Said woman went on to cover a lot of her body with more tattoos, and both they and she look beautiful. I’d always thought that heavily tattooed people looked awesome, but I don’t have more because at first, I just didn’t think I had the chops to pull that off. After I got my one tattoo, I felt and understood the addiction to it that people get. The pain of the tattoo needle was a pain that I liked, a lot. And afterwards, you have art on your body!
But in the late ‘90s, I was pursuing acting as a career. And perhaps this is ironic, given my opening that heralds Tattoo Acceptance In the Workplace, since theater was my workplace, but I feel like in theater, it’s just logical, that the more you can chameleonize yourself, the better it works. Angelina Jolie is covered and successful, but Angelina Jolie also has bigger budgets to hide them, if she needs to go be in “Beowulf.” From my own end, I was seeking “All-American Girl Next Door” roles, and having visible tattoos wouldn’t mesh with that. Especially given my uber-pale skin, that apparently Dermablend doesn’t work on, if you’re looking to hide a black tattoo on white skin whilst playing Bianca in Taming of the Shrew. My hair was up, and my wedding dress was strapless, and this method actress was upset at having a decidedly un-Shakespearean tattoo glaring at the audience.
Then I stopped pursuing acting as a career, but I couldn’t get tattoos because I remained perpetually broke for a good long while. WHO KNEW that quitting acting and pursuing your college-degreed career path led to poverty?

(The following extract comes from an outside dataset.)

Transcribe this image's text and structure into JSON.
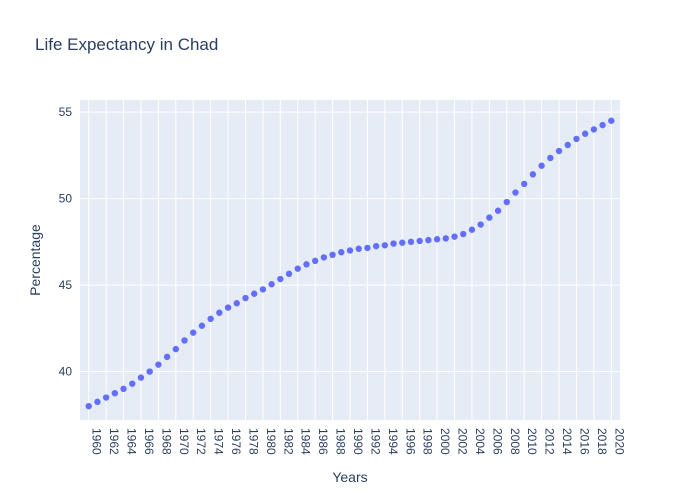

Nowadays, I’m still rather broke and working my butt off to pay rent, but Colorado is less financially oppressive than New York, so I know I can get another tattoo if I want one. But now it’s been so many years, that I have performance anxiety, and want my tattoo to be The Right One. So we’ll see what happens.
But then, I’ve never been a “tattoo girl,” at the core. However, I am still miffed on behalf of those who are, that they still get looked down upon. I just think that the arguments against tattoos are so circular at best, and illogical at worst.
Your tats may look great now, but what about when they sag when you’re 80?
One Willy Wonka meme answers that better than anything I could say:
How are you going to explain them to your grandchildren?
Well, even though I just have the one, when I got it, I thought that I’d explain to my grandchildren that back when I was 22, despite myriad romantic angstiness with dudes, I had a girlfriend that I loved more than anyone, and branded her into my back. And for others, it’s like, when we’re old enough to have grandchildren, society will have evolved enough where tattoos aren’t some kind of shocking thing.
How do you expect anyone to take you seriously when you’re covered in ink?
Well, I think the problem lies more in the sentiment, rather than in the tattoos. Aka, stop being stodgy, non-tattooed people. It is 2012. As with most societies, our crashing economy has led to a renaissance of art. Why wouldn’t people want that art to be on their bodies?
And having grown up in a church and a pretty strict Christian school, I can’t ignore the argument that many believe it is wrong, because it is permanently altering the body that God gave us. But even back in the day when I never thought I’d ever get a tattoo, I thought that the Bible argument was morality cherry picking, because I think I knew maybe three girls in high school who didn’t have pierced ears. And only one of them covered her hair in church. And frankly, the God that I knew then and still hope to know now wouldn’t get butthurt over someone’s wanting to become art incarnate.
I don’t have some neat, sweeping wrap-up and thesis statement. I just wanted to say this.